Serum samples were collected from 30 wild, adult red deer (Cervus elaphus) (20 females and 10 males). These were either shot or found dead (victims of road accidents). Blood was obtained from animals by jugular venipuncture.

The number of different ticks on all sampled animals was recorded following the method of Dominguez-Peñafiel et al. [25].

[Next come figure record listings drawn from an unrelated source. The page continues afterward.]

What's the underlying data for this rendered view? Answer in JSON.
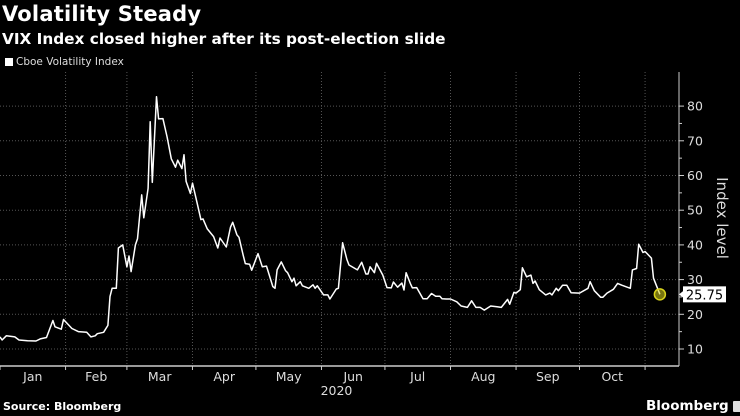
{
  "header": {
    "title": "Volatility Steady",
    "subtitle": "VIX Index closed higher after its post-election slide"
  },
  "footer": {
    "source": "Source: Bloomberg",
    "brand": "Bloomberg"
  },
  "colors": {
    "background": "#000000",
    "line": "#ffffff",
    "highlight": "#d9d31c"
  },
  "chart_data": {
    "type": "line",
    "title": "Volatility Steady",
    "subtitle": "VIX Index closed higher after its post-election slide",
    "legend": [
      "Cboe Volatility Index"
    ],
    "legend_position": "top-left",
    "ylabel": "Index level",
    "ylim": [
      5,
      85
    ],
    "yticks": [
      10,
      20,
      30,
      40,
      50,
      60,
      70,
      80
    ],
    "y_axis_side": "right",
    "xlim": [
      "2020-01-01",
      "2020-11-14"
    ],
    "xticks": [
      "Jan",
      "Feb",
      "Mar",
      "Apr",
      "May",
      "Jun",
      "Jul",
      "Aug",
      "Sep",
      "Oct"
    ],
    "x_year_label": "2020",
    "grid": true,
    "last_value_label": "25.75",
    "series": [
      {
        "name": "Cboe Volatility Index",
        "points": [
          [
            "2020-01-01",
            13.5
          ],
          [
            "2020-01-02",
            12.6
          ],
          [
            "2020-01-04",
            13.8
          ],
          [
            "2020-01-08",
            13.5
          ],
          [
            "2020-01-10",
            12.6
          ],
          [
            "2020-01-14",
            12.4
          ],
          [
            "2020-01-18",
            12.3
          ],
          [
            "2020-01-20",
            12.9
          ],
          [
            "2020-01-23",
            13.3
          ],
          [
            "2020-01-26",
            18.2
          ],
          [
            "2020-01-27",
            16.4
          ],
          [
            "2020-01-30",
            15.7
          ],
          [
            "2020-01-31",
            18.5
          ],
          [
            "2020-02-04",
            15.9
          ],
          [
            "2020-02-07",
            15.0
          ],
          [
            "2020-02-11",
            14.8
          ],
          [
            "2020-02-13",
            13.5
          ],
          [
            "2020-02-15",
            13.8
          ],
          [
            "2020-02-16",
            14.4
          ],
          [
            "2020-02-19",
            14.8
          ],
          [
            "2020-02-21",
            16.8
          ],
          [
            "2020-02-22",
            25.1
          ],
          [
            "2020-02-23",
            27.5
          ],
          [
            "2020-02-25",
            27.5
          ],
          [
            "2020-02-26",
            39.1
          ],
          [
            "2020-02-28",
            40.0
          ],
          [
            "2020-03-01",
            33.7
          ],
          [
            "2020-03-02",
            36.8
          ],
          [
            "2020-03-03",
            32.3
          ],
          [
            "2020-03-05",
            40.0
          ],
          [
            "2020-03-06",
            41.8
          ],
          [
            "2020-03-08",
            54.4
          ],
          [
            "2020-03-09",
            47.8
          ],
          [
            "2020-03-11",
            56.3
          ],
          [
            "2020-03-12",
            75.5
          ],
          [
            "2020-03-13",
            58.0
          ],
          [
            "2020-03-15",
            82.7
          ],
          [
            "2020-03-16",
            76.3
          ],
          [
            "2020-03-18",
            76.4
          ],
          [
            "2020-03-20",
            71.1
          ],
          [
            "2020-03-22",
            64.8
          ],
          [
            "2020-03-24",
            62.4
          ],
          [
            "2020-03-25",
            64.4
          ],
          [
            "2020-03-27",
            62.0
          ],
          [
            "2020-03-28",
            66.0
          ],
          [
            "2020-03-29",
            58.3
          ],
          [
            "2020-03-31",
            54.8
          ],
          [
            "2020-04-01",
            57.8
          ],
          [
            "2020-04-03",
            52.6
          ],
          [
            "2020-04-05",
            47.3
          ],
          [
            "2020-04-06",
            47.5
          ],
          [
            "2020-04-08",
            44.6
          ],
          [
            "2020-04-11",
            42.4
          ],
          [
            "2020-04-13",
            39.1
          ],
          [
            "2020-04-14",
            42.0
          ],
          [
            "2020-04-17",
            39.4
          ],
          [
            "2020-04-19",
            45.1
          ],
          [
            "2020-04-20",
            46.5
          ],
          [
            "2020-04-22",
            42.9
          ],
          [
            "2020-04-23",
            42.2
          ],
          [
            "2020-04-25",
            37.0
          ],
          [
            "2020-04-26",
            34.6
          ],
          [
            "2020-04-28",
            34.4
          ],
          [
            "2020-04-29",
            32.7
          ],
          [
            "2020-05-02",
            37.5
          ],
          [
            "2020-05-04",
            33.7
          ],
          [
            "2020-05-06",
            33.9
          ],
          [
            "2020-05-09",
            28.0
          ],
          [
            "2020-05-10",
            27.5
          ],
          [
            "2020-05-11",
            32.8
          ],
          [
            "2020-05-13",
            35.1
          ],
          [
            "2020-05-15",
            32.6
          ],
          [
            "2020-05-16",
            32.0
          ],
          [
            "2020-05-18",
            29.4
          ],
          [
            "2020-05-19",
            30.4
          ],
          [
            "2020-05-20",
            28.2
          ],
          [
            "2020-05-22",
            29.4
          ],
          [
            "2020-05-23",
            28.2
          ],
          [
            "2020-05-26",
            27.5
          ],
          [
            "2020-05-28",
            28.5
          ],
          [
            "2020-05-29",
            27.5
          ],
          [
            "2020-05-30",
            28.2
          ],
          [
            "2020-06-02",
            25.6
          ],
          [
            "2020-06-04",
            25.6
          ],
          [
            "2020-06-05",
            24.4
          ],
          [
            "2020-06-08",
            27.3
          ],
          [
            "2020-06-09",
            27.5
          ],
          [
            "2020-06-11",
            40.6
          ],
          [
            "2020-06-13",
            35.8
          ],
          [
            "2020-06-14",
            34.2
          ],
          [
            "2020-06-18",
            32.8
          ],
          [
            "2020-06-20",
            35.0
          ],
          [
            "2020-06-22",
            31.6
          ],
          [
            "2020-06-23",
            31.6
          ],
          [
            "2020-06-24",
            33.7
          ],
          [
            "2020-06-26",
            32.0
          ],
          [
            "2020-06-27",
            34.7
          ],
          [
            "2020-06-30",
            31.3
          ],
          [
            "2020-07-02",
            27.7
          ],
          [
            "2020-07-04",
            27.6
          ],
          [
            "2020-07-05",
            29.3
          ],
          [
            "2020-07-07",
            27.8
          ],
          [
            "2020-07-09",
            29.0
          ],
          [
            "2020-07-10",
            27.0
          ],
          [
            "2020-07-11",
            32.0
          ],
          [
            "2020-07-13",
            28.9
          ],
          [
            "2020-07-14",
            27.6
          ],
          [
            "2020-07-16",
            27.7
          ],
          [
            "2020-07-19",
            24.5
          ],
          [
            "2020-07-21",
            24.5
          ],
          [
            "2020-07-23",
            26.0
          ],
          [
            "2020-07-25",
            25.2
          ],
          [
            "2020-07-27",
            25.2
          ],
          [
            "2020-07-28",
            24.5
          ],
          [
            "2020-07-30",
            24.4
          ],
          [
            "2020-08-01",
            24.4
          ],
          [
            "2020-08-04",
            23.6
          ],
          [
            "2020-08-06",
            22.4
          ],
          [
            "2020-08-09",
            22.0
          ],
          [
            "2020-08-11",
            23.9
          ],
          [
            "2020-08-13",
            22.0
          ],
          [
            "2020-08-15",
            22.0
          ],
          [
            "2020-08-17",
            21.2
          ],
          [
            "2020-08-20",
            22.4
          ],
          [
            "2020-08-23",
            22.2
          ],
          [
            "2020-08-25",
            22.0
          ],
          [
            "2020-08-28",
            24.3
          ],
          [
            "2020-08-29",
            22.9
          ],
          [
            "2020-08-31",
            26.3
          ],
          [
            "2020-09-01",
            26.1
          ],
          [
            "2020-09-03",
            27.1
          ],
          [
            "2020-09-04",
            33.4
          ],
          [
            "2020-09-06",
            30.8
          ],
          [
            "2020-09-08",
            31.3
          ],
          [
            "2020-09-09",
            28.9
          ],
          [
            "2020-09-10",
            29.6
          ],
          [
            "2020-09-12",
            27.1
          ],
          [
            "2020-09-15",
            25.6
          ],
          [
            "2020-09-17",
            26.1
          ],
          [
            "2020-09-18",
            25.6
          ],
          [
            "2020-09-20",
            27.5
          ],
          [
            "2020-09-21",
            26.8
          ],
          [
            "2020-09-23",
            28.4
          ],
          [
            "2020-09-25",
            28.4
          ],
          [
            "2020-09-27",
            26.2
          ],
          [
            "2020-10-01",
            26.1
          ],
          [
            "2020-10-05",
            27.5
          ],
          [
            "2020-10-06",
            29.4
          ],
          [
            "2020-10-08",
            26.8
          ],
          [
            "2020-10-11",
            24.9
          ],
          [
            "2020-10-12",
            24.9
          ],
          [
            "2020-10-14",
            26.1
          ],
          [
            "2020-10-17",
            27.2
          ],
          [
            "2020-10-19",
            28.9
          ],
          [
            "2020-10-21",
            28.4
          ],
          [
            "2020-10-25",
            27.5
          ],
          [
            "2020-10-26",
            32.8
          ],
          [
            "2020-10-28",
            33.2
          ],
          [
            "2020-10-29",
            40.2
          ],
          [
            "2020-10-31",
            37.8
          ],
          [
            "2020-11-01",
            38.1
          ],
          [
            "2020-11-04",
            36.2
          ],
          [
            "2020-11-05",
            30.4
          ],
          [
            "2020-11-08",
            25.75
          ]
        ]
      }
    ]
  }
}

4.3. Immunofluorescence Assays

Sera were examined by IFA as described by Phillip et al. [26]. The rickettsia employed as antigens were R. slovaca (strain 246 CDC) and R. conorii (strain Malish 7); these were propagated in Vero E6 cells (ATCC CRL 1586) and fixed on spot slides. Appropriate fluorescein-labelled conjugates (rabbits anti-dog IgG, donkey anti-sheep IgG, chicken-anti-cervid; IgG Sigma, St Louis, MO, USA) were used for each animal species. Positive and negative control sera were provided by Dr. Fatima Alves of the Centro de Estudos de Vectores e Doencas Infecciosas, Aguas de Moura, Portugal. Titres equal to or higher than 1/40 were considered positive [27].

4.4. Statistical Analysis

Differences in seroprevalence across different animal species, genders, ages, etc., were examined using the χ² or Fisher exact test as required. Significance was set at p < 0.05.